UAE’s Ministry of Health said in a statement that it did not speak to Muddy Waters on NMC Health.

Debt recorded elsewhere

Muddy Waters questioned NMC’s use of certain financing methods that do not get recorded as debt in its balance sheet. In response, NMC said these facilities are “commercial matters” for its suppliers, adding it has never told investors that its suppliers “have not used, or are not using” these techniques.

The methods are accounted as ‘trade payables’ in the balance sheet, NMC said, justifying how suppliers get discounts in return for immediate payment from the lender, who then collects the full amount from NMC.

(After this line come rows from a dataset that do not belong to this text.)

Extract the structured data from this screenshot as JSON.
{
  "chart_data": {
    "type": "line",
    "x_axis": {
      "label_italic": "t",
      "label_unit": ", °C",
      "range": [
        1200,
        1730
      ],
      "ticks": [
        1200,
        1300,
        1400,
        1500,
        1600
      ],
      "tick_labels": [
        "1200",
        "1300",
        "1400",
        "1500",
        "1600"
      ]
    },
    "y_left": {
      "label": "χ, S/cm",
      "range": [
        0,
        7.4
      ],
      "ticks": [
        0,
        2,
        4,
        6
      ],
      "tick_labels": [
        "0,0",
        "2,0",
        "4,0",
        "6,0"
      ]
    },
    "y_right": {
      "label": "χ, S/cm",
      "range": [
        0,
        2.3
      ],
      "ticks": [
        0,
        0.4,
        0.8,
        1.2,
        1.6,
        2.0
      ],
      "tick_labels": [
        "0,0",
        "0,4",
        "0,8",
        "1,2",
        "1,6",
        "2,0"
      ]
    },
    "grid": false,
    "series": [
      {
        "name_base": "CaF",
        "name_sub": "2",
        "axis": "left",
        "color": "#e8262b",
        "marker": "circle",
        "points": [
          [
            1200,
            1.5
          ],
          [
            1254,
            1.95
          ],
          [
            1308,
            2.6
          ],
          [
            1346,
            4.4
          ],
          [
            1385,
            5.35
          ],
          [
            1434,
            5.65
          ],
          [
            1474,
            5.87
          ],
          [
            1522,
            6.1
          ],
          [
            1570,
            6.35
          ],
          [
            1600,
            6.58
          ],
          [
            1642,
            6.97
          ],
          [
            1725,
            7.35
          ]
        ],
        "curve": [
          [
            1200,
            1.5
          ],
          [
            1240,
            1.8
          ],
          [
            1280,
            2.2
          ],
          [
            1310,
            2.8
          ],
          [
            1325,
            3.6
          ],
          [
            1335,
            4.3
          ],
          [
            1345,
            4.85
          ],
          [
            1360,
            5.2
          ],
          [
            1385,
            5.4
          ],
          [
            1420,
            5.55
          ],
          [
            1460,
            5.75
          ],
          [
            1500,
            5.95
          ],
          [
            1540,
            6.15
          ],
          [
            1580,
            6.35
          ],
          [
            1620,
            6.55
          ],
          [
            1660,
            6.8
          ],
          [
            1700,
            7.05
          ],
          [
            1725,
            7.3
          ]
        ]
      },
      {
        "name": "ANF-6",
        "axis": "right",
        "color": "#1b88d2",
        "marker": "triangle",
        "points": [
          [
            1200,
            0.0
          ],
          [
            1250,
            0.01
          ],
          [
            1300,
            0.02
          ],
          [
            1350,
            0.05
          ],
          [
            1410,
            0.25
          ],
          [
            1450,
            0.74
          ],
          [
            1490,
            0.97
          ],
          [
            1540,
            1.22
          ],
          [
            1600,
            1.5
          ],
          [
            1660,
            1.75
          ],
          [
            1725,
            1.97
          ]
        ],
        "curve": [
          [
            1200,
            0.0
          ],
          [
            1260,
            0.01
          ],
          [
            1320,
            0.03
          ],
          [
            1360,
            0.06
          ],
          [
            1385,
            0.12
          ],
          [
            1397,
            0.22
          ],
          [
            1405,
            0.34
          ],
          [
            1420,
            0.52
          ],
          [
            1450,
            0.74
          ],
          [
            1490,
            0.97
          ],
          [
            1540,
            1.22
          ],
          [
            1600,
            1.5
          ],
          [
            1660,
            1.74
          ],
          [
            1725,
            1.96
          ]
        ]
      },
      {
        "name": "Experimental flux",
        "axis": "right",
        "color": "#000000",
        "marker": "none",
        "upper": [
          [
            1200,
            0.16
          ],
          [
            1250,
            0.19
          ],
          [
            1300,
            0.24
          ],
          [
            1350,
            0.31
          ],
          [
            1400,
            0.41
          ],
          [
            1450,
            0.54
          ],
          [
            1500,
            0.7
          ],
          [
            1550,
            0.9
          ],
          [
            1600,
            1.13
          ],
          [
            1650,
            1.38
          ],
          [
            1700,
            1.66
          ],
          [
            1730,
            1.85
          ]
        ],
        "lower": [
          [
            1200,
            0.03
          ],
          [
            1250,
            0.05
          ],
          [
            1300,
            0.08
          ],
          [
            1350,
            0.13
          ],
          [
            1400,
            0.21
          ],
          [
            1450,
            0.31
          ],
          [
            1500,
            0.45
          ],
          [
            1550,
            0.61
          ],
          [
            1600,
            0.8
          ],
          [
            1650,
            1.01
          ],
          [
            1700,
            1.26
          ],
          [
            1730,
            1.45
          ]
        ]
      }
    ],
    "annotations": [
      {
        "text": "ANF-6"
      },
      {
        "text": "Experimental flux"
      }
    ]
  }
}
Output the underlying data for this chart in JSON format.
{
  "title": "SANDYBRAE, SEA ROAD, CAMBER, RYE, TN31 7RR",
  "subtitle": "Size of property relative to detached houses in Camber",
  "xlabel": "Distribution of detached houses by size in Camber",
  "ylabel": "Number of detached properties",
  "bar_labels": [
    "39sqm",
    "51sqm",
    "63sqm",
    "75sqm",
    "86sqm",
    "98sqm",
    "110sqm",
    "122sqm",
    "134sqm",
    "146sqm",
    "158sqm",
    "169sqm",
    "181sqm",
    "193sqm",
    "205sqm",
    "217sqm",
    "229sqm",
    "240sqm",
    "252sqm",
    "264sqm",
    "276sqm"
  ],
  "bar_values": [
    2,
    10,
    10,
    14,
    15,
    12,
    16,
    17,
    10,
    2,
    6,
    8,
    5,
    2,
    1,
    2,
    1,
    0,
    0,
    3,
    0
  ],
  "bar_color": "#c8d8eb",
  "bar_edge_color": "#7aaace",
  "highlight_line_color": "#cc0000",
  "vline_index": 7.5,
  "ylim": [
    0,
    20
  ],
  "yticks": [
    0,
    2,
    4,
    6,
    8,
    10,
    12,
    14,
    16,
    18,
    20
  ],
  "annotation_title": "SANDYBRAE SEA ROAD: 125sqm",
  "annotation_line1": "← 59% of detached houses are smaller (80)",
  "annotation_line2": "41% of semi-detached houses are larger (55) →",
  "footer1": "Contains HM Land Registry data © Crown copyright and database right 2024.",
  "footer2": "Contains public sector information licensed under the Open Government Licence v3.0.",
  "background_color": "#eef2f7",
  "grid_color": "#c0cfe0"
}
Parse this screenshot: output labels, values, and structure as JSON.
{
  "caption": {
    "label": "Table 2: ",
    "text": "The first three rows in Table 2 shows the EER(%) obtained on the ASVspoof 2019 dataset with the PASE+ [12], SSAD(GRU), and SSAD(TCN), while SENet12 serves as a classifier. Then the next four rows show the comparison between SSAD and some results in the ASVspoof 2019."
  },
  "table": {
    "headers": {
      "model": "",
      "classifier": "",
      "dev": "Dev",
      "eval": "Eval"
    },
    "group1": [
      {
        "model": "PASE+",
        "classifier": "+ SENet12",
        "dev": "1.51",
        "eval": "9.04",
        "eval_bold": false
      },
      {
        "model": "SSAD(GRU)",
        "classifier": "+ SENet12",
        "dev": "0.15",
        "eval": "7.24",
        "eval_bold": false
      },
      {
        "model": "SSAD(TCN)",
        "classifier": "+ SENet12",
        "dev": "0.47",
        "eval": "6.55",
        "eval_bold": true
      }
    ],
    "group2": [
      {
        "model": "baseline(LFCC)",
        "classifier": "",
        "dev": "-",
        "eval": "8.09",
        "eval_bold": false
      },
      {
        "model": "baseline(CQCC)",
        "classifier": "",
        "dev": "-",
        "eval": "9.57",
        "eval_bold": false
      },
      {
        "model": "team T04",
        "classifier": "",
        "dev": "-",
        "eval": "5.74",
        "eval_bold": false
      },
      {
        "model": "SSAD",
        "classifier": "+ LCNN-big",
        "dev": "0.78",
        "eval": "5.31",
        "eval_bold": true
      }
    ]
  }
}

The Financial Times reported on Friday that NMC held talks this year to raise 200 million euros in ‘off-balance sheet’ debt to fund new hospitals, citing people familiar with the matter.

The US short seller also accused the company of “deliberately” understating its debt by about $320 million for the fiscal 2018 year by incorrectly reporting leases associated with its Aspen Healthcare acquisition.

The company denied the claims. It said that before IFRS introduced a new accounting standard for leases since January this year, leases were not required to be accounted for as liabilities, but simply entailed “a charge for rent” to the income statement, an accounting treatment “consistent with best practice”.

Margins in question

Muddy Waters alleged the company’s margins were “too good to be true” relative to UAE-focused peers Mediclinic and Aster DM Healthcare.

NMC, in response, said that the margin comparison given with the competitors is “again misleading and not comparable”. It said since 2014, when it had lower margins when compared to Mediclinic, it has added high-margin long-term care, home-care, IVF and cosmetic businesses, helping it “sustain higher margins over the years”.

In its report, Muddy Waters also argued that the price paid for developing its BrightPoint Hospital in Abu Dhabi, one of the six projects announced at the time of NMC’s IPO in 2012, “suggests significant overpayment”.

In response, NMC argued that the costs spiked after the project was delayed due to challenges with developing a vertical 17-storey hospital, rather than a horizontal one, and issues relating to “floor weight and cladding”. It added that the reported costs were disclosed adequately in the annual report, and that the comparisons made by Muddy Waters were “erroneous”.